Но отвечает она нечестно и отводит глаза.

Фамилия, впрочем, названа.

И сказано, что он уехал в Москву. «Он молод, однако ж мерзости в нём, как в тысячелетнем дьяволе. Жён он склоняет на разврат, и трубят уже, трубят боевые трубы грешных полчищ и виден над полями лик сатаны, идущего за ним».

И Турбин, отгоняя догадку, с неприязнью смотрит на лицо Шполянского в онегинских баках.

Шполянский уехал в Москву.

Шкловский недаром попал в булгаковский роман.

Не говоря уже о том, что и «Сентиментальное путешествие», и «Белая гвардия» входят в очень малый ряд, по-настоящему важный ряд книг о Гражданской войне.

«Белая гвардия», кстати, стала странным термометром, измеряющим не температуру воздуха, а температуру времени.
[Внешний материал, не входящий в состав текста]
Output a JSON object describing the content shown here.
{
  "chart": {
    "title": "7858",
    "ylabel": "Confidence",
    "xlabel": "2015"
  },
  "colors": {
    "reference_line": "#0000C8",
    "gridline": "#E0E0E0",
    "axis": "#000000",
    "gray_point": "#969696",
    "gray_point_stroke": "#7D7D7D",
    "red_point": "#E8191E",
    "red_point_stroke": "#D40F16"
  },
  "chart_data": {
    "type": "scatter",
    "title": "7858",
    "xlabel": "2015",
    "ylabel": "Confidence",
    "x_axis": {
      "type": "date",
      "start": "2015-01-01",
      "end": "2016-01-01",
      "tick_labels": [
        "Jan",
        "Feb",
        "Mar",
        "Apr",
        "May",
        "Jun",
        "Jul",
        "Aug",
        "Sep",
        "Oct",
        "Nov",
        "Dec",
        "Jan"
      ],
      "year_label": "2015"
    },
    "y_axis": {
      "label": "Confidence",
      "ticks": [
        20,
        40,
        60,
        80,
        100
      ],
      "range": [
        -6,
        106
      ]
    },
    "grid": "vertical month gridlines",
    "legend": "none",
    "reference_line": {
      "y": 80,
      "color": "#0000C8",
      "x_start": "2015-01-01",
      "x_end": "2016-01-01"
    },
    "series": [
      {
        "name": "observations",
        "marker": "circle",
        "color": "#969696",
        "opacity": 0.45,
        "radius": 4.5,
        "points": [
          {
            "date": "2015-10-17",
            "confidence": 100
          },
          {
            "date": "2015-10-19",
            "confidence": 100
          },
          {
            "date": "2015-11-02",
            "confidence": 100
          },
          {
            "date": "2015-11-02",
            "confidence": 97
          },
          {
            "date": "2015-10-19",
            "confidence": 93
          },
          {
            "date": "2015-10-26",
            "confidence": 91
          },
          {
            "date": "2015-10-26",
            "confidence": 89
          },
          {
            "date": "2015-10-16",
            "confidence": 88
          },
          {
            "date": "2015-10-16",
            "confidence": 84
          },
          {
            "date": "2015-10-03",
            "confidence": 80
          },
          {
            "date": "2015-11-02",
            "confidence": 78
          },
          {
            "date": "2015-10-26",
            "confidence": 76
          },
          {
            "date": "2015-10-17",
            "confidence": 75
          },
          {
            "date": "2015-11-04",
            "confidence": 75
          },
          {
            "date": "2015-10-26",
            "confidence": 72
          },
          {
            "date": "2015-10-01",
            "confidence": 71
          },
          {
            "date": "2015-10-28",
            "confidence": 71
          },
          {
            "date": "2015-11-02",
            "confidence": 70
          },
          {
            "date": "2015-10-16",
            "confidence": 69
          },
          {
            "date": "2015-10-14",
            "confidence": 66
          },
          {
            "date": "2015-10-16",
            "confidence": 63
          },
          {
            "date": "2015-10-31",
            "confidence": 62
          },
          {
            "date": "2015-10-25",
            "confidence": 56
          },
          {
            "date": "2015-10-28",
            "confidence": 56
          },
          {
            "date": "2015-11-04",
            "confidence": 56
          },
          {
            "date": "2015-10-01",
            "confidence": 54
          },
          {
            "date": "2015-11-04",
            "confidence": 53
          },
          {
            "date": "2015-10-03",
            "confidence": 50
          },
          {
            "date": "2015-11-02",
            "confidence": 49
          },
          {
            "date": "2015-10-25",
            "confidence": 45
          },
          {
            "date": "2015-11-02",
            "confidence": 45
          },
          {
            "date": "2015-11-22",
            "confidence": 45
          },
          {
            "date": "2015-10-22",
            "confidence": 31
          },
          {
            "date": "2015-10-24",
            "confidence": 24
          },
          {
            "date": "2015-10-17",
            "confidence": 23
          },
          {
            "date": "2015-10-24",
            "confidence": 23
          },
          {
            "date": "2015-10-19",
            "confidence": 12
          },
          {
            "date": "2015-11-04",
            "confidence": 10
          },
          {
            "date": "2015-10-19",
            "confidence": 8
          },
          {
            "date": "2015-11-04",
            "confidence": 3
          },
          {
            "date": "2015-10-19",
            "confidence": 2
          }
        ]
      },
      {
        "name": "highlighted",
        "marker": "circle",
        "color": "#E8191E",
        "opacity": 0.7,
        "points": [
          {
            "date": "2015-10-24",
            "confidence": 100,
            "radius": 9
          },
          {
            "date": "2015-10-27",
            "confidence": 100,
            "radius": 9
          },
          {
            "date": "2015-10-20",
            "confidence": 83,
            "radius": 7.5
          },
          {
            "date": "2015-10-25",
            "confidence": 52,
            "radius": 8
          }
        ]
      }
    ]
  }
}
У каждого времени в России (после Гражданской войны, разумеется) есть своя «Белая гвардия». Будто судьба «Гамлета» в России – то он герой, то он байроническая личность, то товарищ Сталин противопоставил духу гамлетовских сомнений дух революционной решимости{49}, и Гамлет таким и пойдёт по советской земле, пока его наново не сыграет актёр Смоктуновский.

Роман «Белая гвардия» был написан в 1924 году.

Пьеса «Дни Турбиных» была создана в 1925 году и поставлена в 1926-м. Затем пьесу сняли было с репертуара, но по личному указанию Сталина она была восстановлена и шла до самой войны.

Потом «Дни Турбиных» были экранизированы как телефильм в 1976 году актёром и режиссёром Басовым уже в иное время.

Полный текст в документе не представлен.